将 SUM 用作带有 ORDER BY 子句的分析函数将给出您正在寻找的答案。
我有一个 table:
Trip Stop Time
-----------------
1 A 1:10
1 B 1:16
1 B 1:20
1 B 1:25
1 C 1:31
1 B 1:40
2 A 2:10
2 B 2:17
2 C 2:20
2 B 2:25
我想在我的查询输出中再添加一列:
Trip Stop Time Sequence
-------------------------
1 A 1:10 1
1 B 1:16 2
1 B 1:20 2
1 B 1:25 2
1 C 1:31 3
1 B 1:40 4
2 A 2:10 1
2 B 2:17 2
2 C 2:20 3
2 B 2:25 4
困难的部分是B,如果B彼此相邻我希望它是相同的序列,如果不是则算作一个新行。
我知道
row_number over (partition by trip order by time)
row_number over (partition by trip, stop order by time)
None个都会满足我要的条件。有没有办法查询这个?
select *, dense_rank() over(partition by trip, stop order by time) as sqnc
from yourtable;
使用 dense_rank 这样您就可以连续获取所有数字,中间没有跳过的数字。
我认为这比简单的 row_number() 更复杂。您需要确定相邻停靠点组,然后然后枚举它们。

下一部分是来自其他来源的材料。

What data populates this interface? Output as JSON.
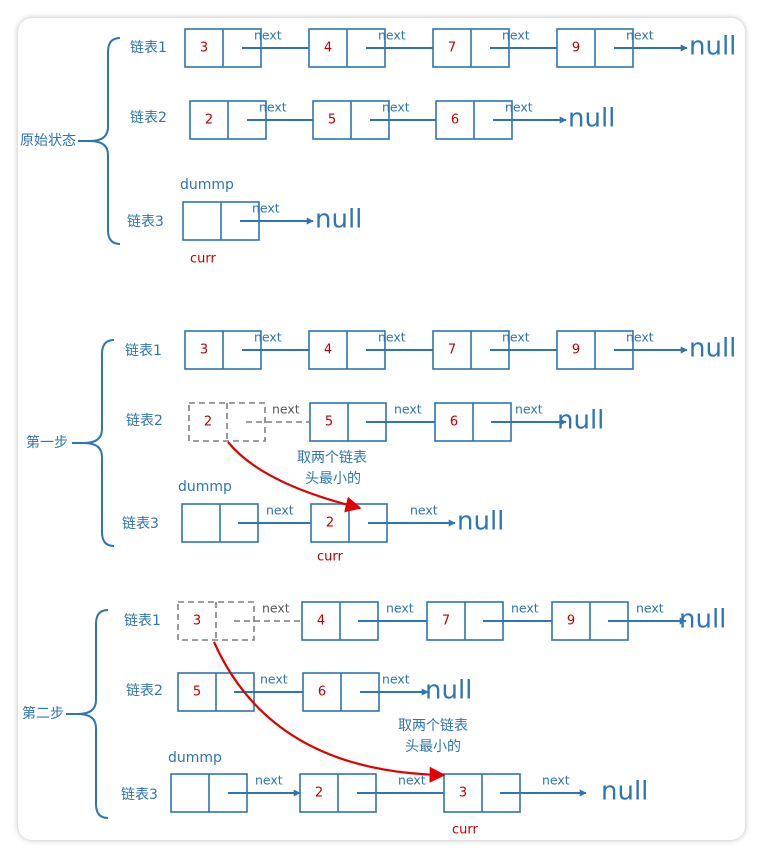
{
  "colors": {
    "accent": "#2e75b6",
    "value": "#c00000",
    "highlight": "#e00000",
    "ghost": "#7f7f7f"
  },
  "words": {
    "next": "next",
    "null": "null",
    "dummy": "dummp",
    "curr": "curr"
  },
  "sections": [
    {
      "title": "原始状态",
      "rows": [
        {
          "label": "链表1",
          "nodes": [
            "3",
            "4",
            "7",
            "9"
          ]
        },
        {
          "label": "链表2",
          "nodes": [
            "2",
            "5",
            "6"
          ]
        },
        {
          "label": "链表3",
          "nodes": [
            ""
          ]
        }
      ]
    },
    {
      "title": "第一步",
      "rows": [
        {
          "label": "链表1",
          "nodes": [
            "3",
            "4",
            "7",
            "9"
          ]
        },
        {
          "label": "链表2",
          "nodes": [
            "2",
            "5",
            "6"
          ]
        },
        {
          "label": "链表3",
          "nodes": [
            "",
            "2"
          ]
        }
      ],
      "note": [
        "取两个链表",
        "头最小的"
      ]
    },
    {
      "title": "第二步",
      "rows": [
        {
          "label": "链表1",
          "nodes": [
            "3",
            "4",
            "7",
            "9"
          ]
        },
        {
          "label": "链表2",
          "nodes": [
            "5",
            "6"
          ]
        },
        {
          "label": "链表3",
          "nodes": [
            "",
            "2",
            "3"
          ]
        }
      ],
      "note": [
        "取两个链表",
        "头最小的"
      ]
    }
  ]
}
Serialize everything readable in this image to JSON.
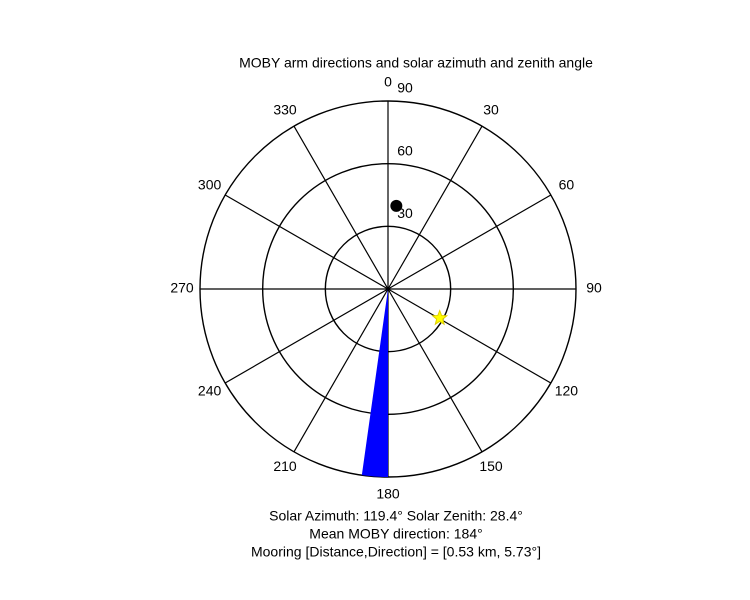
{
  "chart_data": {
    "type": "polar",
    "title": "MOBY arm directions and solar azimuth and zenith angle",
    "rlim": [
      0,
      90
    ],
    "rticks": [
      30,
      60,
      90
    ],
    "thetaticks": [
      0,
      30,
      60,
      90,
      120,
      150,
      180,
      210,
      240,
      270,
      300,
      330
    ],
    "sun": {
      "theta": 119.4,
      "r": 28.4,
      "color": "#ffff00"
    },
    "mooring": {
      "theta": 5.73,
      "r": 40,
      "color": "#000000"
    },
    "moby": {
      "theta": 184,
      "width": 8,
      "r": 90,
      "color": "#0000ff"
    },
    "annotations": [
      "Solar Azimuth: 119.4°   Solar Zenith: 28.4°",
      "Mean MOBY direction: 184°",
      "Mooring [Distance,Direction] = [0.53 km, 5.73°]"
    ]
  }
}
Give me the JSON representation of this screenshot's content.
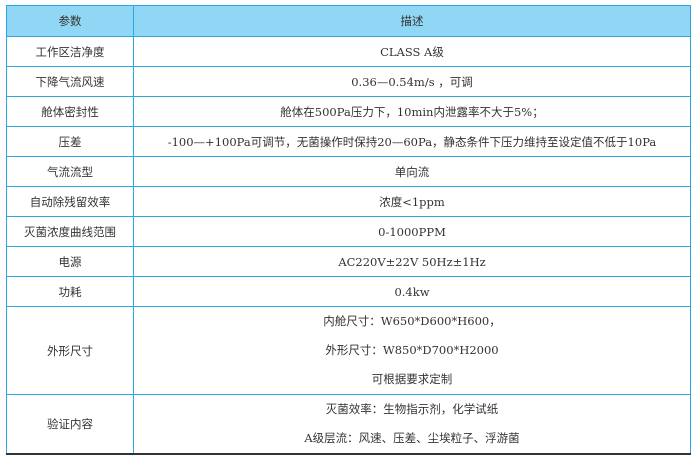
{
  "table": {
    "headers": [
      "参数",
      "描述"
    ],
    "rows": [
      {
        "param": "工作区洁净度",
        "desc": [
          "CLASS A级"
        ]
      },
      {
        "param": "下降气流风速",
        "desc": [
          "0.36—0.54m/s ，可调"
        ]
      },
      {
        "param": "舱体密封性",
        "desc": [
          "舱体在500Pa压力下，10min内泄露率不大于5%；"
        ]
      },
      {
        "param": "压差",
        "desc": [
          "-100—+100Pa可调节，无菌操作时保持20—60Pa，静态条件下压力维持至设定值不低于10Pa"
        ]
      },
      {
        "param": "气流流型",
        "desc": [
          "单向流"
        ]
      },
      {
        "param": "自动除残留效率",
        "desc": [
          "浓度<1ppm"
        ]
      },
      {
        "param": "灭菌浓度曲线范围",
        "desc": [
          "0-1000PPM"
        ]
      },
      {
        "param": "电源",
        "desc": [
          "AC220V±22V 50Hz±1Hz"
        ]
      },
      {
        "param": "功耗",
        "desc": [
          "0.4kw"
        ]
      },
      {
        "param": "外形尺寸",
        "desc": [
          "内舱尺寸：W650*D600*H600，",
          "外形尺寸：W850*D700*H2000",
          "可根据要求定制"
        ]
      },
      {
        "param": "验证内容",
        "desc": [
          "灭菌效率：生物指示剂，化学试纸",
          "A级层流：风速、压差、尘埃粒子、浮游菌"
        ]
      }
    ]
  }
}
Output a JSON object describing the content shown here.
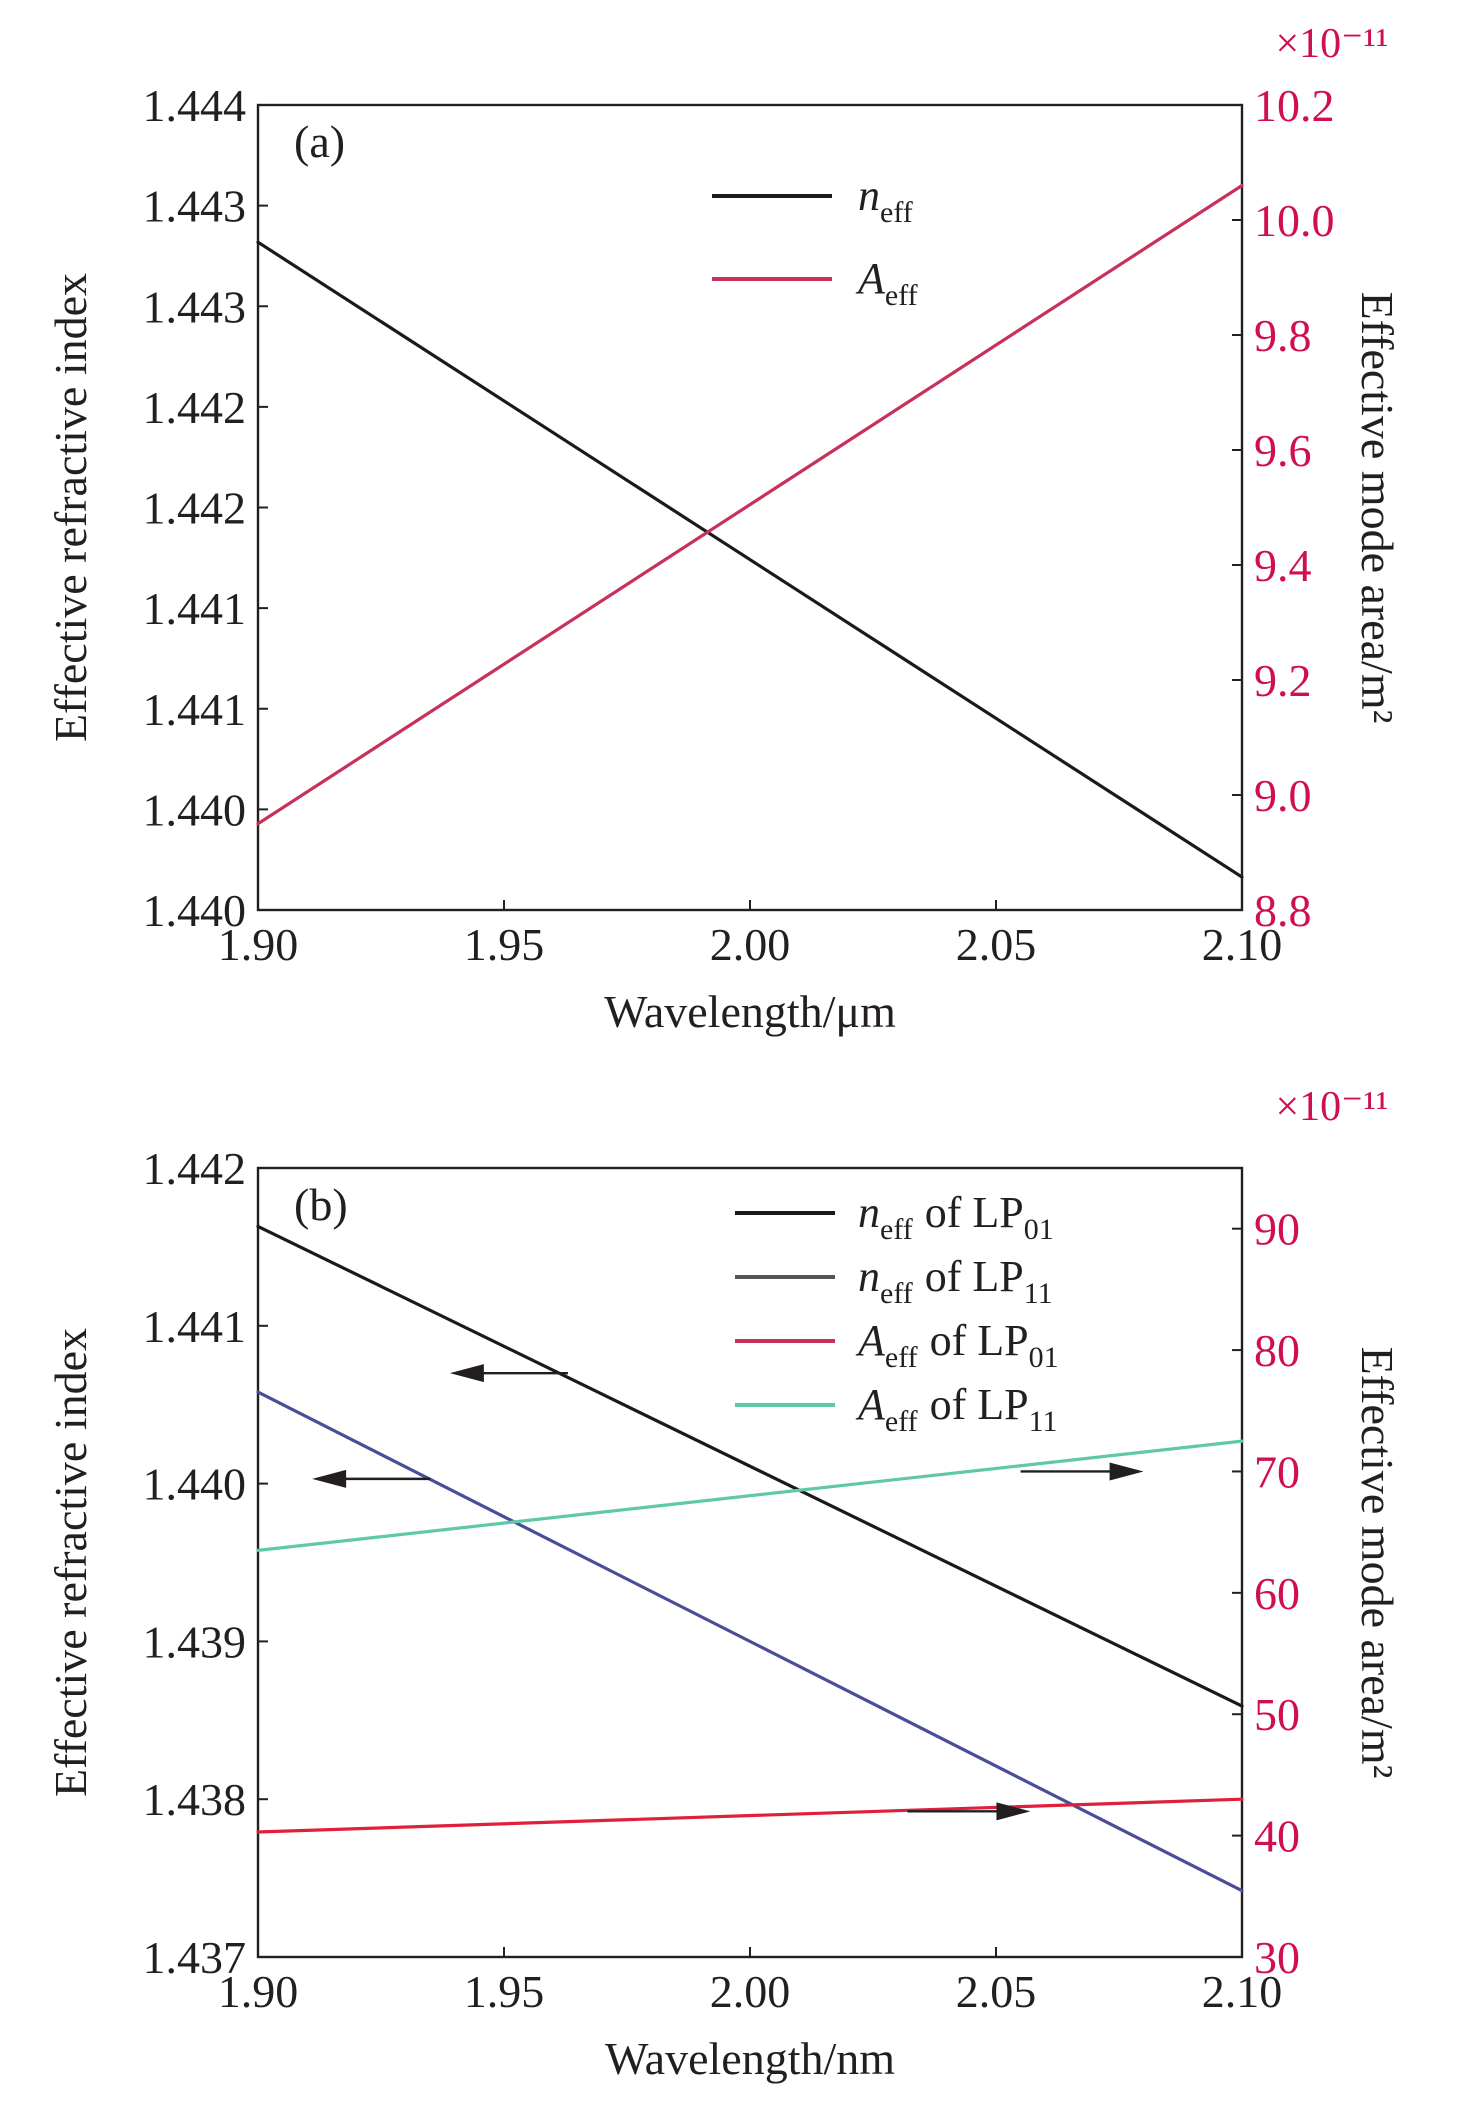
{
  "chart_data": [
    {
      "type": "line",
      "panel_label": "(a)",
      "xlabel": "Wavelength/μm",
      "x_ticks": [
        "1.90",
        "1.95",
        "2.00",
        "2.05",
        "2.10"
      ],
      "xlim": [
        1.9,
        2.1
      ],
      "ylabel_left": "Effective refractive index",
      "y_left_ticks": [
        "1.440",
        "1.440",
        "1.441",
        "1.441",
        "1.442",
        "1.442",
        "1.443",
        "1.443",
        "1.444"
      ],
      "ylim_left": [
        1.44,
        1.4444
      ],
      "ylabel_right": "Effective mode area/m²",
      "y_right_ticks": [
        "8.8",
        "9.0",
        "9.2",
        "9.4",
        "9.6",
        "9.8",
        "10.0",
        "10.2"
      ],
      "ylim_right": [
        8.8,
        10.2
      ],
      "y_right_multiplier": "×10⁻¹¹",
      "legend": {
        "position": "top-center"
      },
      "series": [
        {
          "name": "neff",
          "name_main": "n",
          "name_sub": "eff",
          "axis": "left",
          "color": "#1a1a1a",
          "x": [
            1.9,
            2.1
          ],
          "y": [
            1.44365,
            1.44018
          ]
        },
        {
          "name": "Aeff",
          "name_main": "A",
          "name_sub": "eff",
          "axis": "right",
          "color": "#c8325a",
          "x": [
            1.9,
            2.1
          ],
          "y": [
            8.95,
            10.06
          ]
        }
      ],
      "arrows": []
    },
    {
      "type": "line",
      "panel_label": "(b)",
      "xlabel": "Wavelength/nm",
      "x_ticks": [
        "1.90",
        "1.95",
        "2.00",
        "2.05",
        "2.10"
      ],
      "xlim": [
        1.9,
        2.1
      ],
      "ylabel_left": "Effective refractive index",
      "y_left_ticks": [
        "1.437",
        "1.438",
        "1.439",
        "1.440",
        "1.441",
        "1.442"
      ],
      "ylim_left": [
        1.437,
        1.442
      ],
      "ylabel_right": "Effective mode area/m²",
      "y_right_ticks": [
        "30",
        "40",
        "50",
        "60",
        "70",
        "80",
        "90"
      ],
      "ylim_right": [
        30,
        95
      ],
      "y_right_multiplier": "×10⁻¹¹",
      "legend": {
        "position": "top-right"
      },
      "series": [
        {
          "name": "neff of LP01",
          "name_main": "n",
          "name_sub": "eff",
          "mode_main": "of LP",
          "mode_sub": "01",
          "axis": "left",
          "color": "#1a1a1a",
          "legend_color": "#1a1a1a",
          "x": [
            1.9,
            2.1
          ],
          "y": [
            1.44163,
            1.43859
          ]
        },
        {
          "name": "neff of LP11",
          "name_main": "n",
          "name_sub": "eff",
          "mode_main": "of LP",
          "mode_sub": "11",
          "axis": "left",
          "color": "#4a4e99",
          "legend_color": "#555555",
          "x": [
            1.9,
            2.1
          ],
          "y": [
            1.44058,
            1.43742
          ]
        },
        {
          "name": "Aeff of LP01",
          "name_main": "A",
          "name_sub": "eff",
          "mode_main": "of LP",
          "mode_sub": "01",
          "axis": "right",
          "color": "#e0203a",
          "legend_color": "#c8325a",
          "x": [
            1.9,
            2.1
          ],
          "y": [
            40.3,
            43.0
          ]
        },
        {
          "name": "Aeff of LP11",
          "name_main": "A",
          "name_sub": "eff",
          "mode_main": "of LP",
          "mode_sub": "11",
          "axis": "right",
          "color": "#5ec8a8",
          "legend_color": "#5ec8a8",
          "x": [
            1.9,
            2.1
          ],
          "y": [
            63.5,
            72.5
          ]
        }
      ],
      "arrows": [
        {
          "target": "neff of LP01",
          "direction": "left",
          "x_from": 1.963,
          "x_to": 1.939,
          "axis": "left",
          "y": 1.4407
        },
        {
          "target": "neff of LP11",
          "direction": "left",
          "x_from": 1.935,
          "x_to": 1.911,
          "axis": "left",
          "y": 1.44003
        },
        {
          "target": "Aeff of LP11",
          "direction": "right",
          "x_from": 2.055,
          "x_to": 2.08,
          "axis": "right",
          "y": 70.0
        },
        {
          "target": "Aeff of LP01",
          "direction": "right",
          "x_from": 2.032,
          "x_to": 2.057,
          "axis": "right",
          "y": 42.0
        }
      ]
    }
  ]
}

您可以使用不同的行号来识别组。然后,如果行程中没有重复停靠点,差值上的 dense_rank() 会执行您想要的操作:
select t.*,
dense_rank() over (partition by trip order by grp, stop)
from (select t.*,
(row_number() over (partition by trip order by time) -
row_number() over (partition by trip, stop order by time)
) as grp
from table t
) t;
如果有:
select t.*, dense_rank() over (partition by trip order by mintime)
from (select t.*,
min(time) over (partition by trip, grp, stop) as mintime
from (select t.*,
(row_number() over (partition by trip order by time) -
row_number() over (partition by trip, stop order by time)
) as grp
from table t
) t
) t;
create table test
(trip number
,stp varchar2(1)
,tm varchar2(10)
,seq number);
insert into test values (1, 'A', '1:10', 1);
insert into test values (1, 'B', '1:16', 2);
insert into test values (1, 'B', '1:20', 2);
insert into test values (1 , 'B', '1:25', 2);
insert into test values (1 , 'C', '1:31', 3);
insert into test values (1, 'B', '1:40', 4);
insert into test values (2, 'A', '2:10', 1);
insert into test values (2, 'B', '2:17', 2);
insert into test values (2, 'C', '2:20', 3);
insert into test values (2, 'B', '2:25', 4);
select t1.*
,sum(decode(t1.stp,t1.prev_stp,0,1)) over (partition by trip order by tm) new_seq
from
(select t.*
,lag(stp) over (order by t.tm) prev_stp
from test t
order by tm) t1
;
TRIP S TM SEQ P NEW_SEQ
------ - ---------- ---------- - ----------
1 A 1:10 1 1
1 B 1:16 2 A 2
1 B 1:20 2 B 2
1 B 1:25 2 B 2
1 C 1:31 3 B 3
1 B 1:40 4 C 4
2 A 2:10 1 B 1
2 B 2:17 2 A 2
2 C 2:20 3 B 3
2 B 2:25 4 C 4
10 rows selected
您想查看停靠点是否在一行和下一行之间发生变化。如果是这样,您想增加序列。因此,使用滞后将上一个停止点放入当前行。
我使用 DECODE 是因为它处理 NULL 的方式比 CASE 更简洁,但如果您按照教科书学习,您可能应该使用 CASE。
将 SUM 用作带有 ORDER BY 子句的分析函数将给出您正在寻找的答案。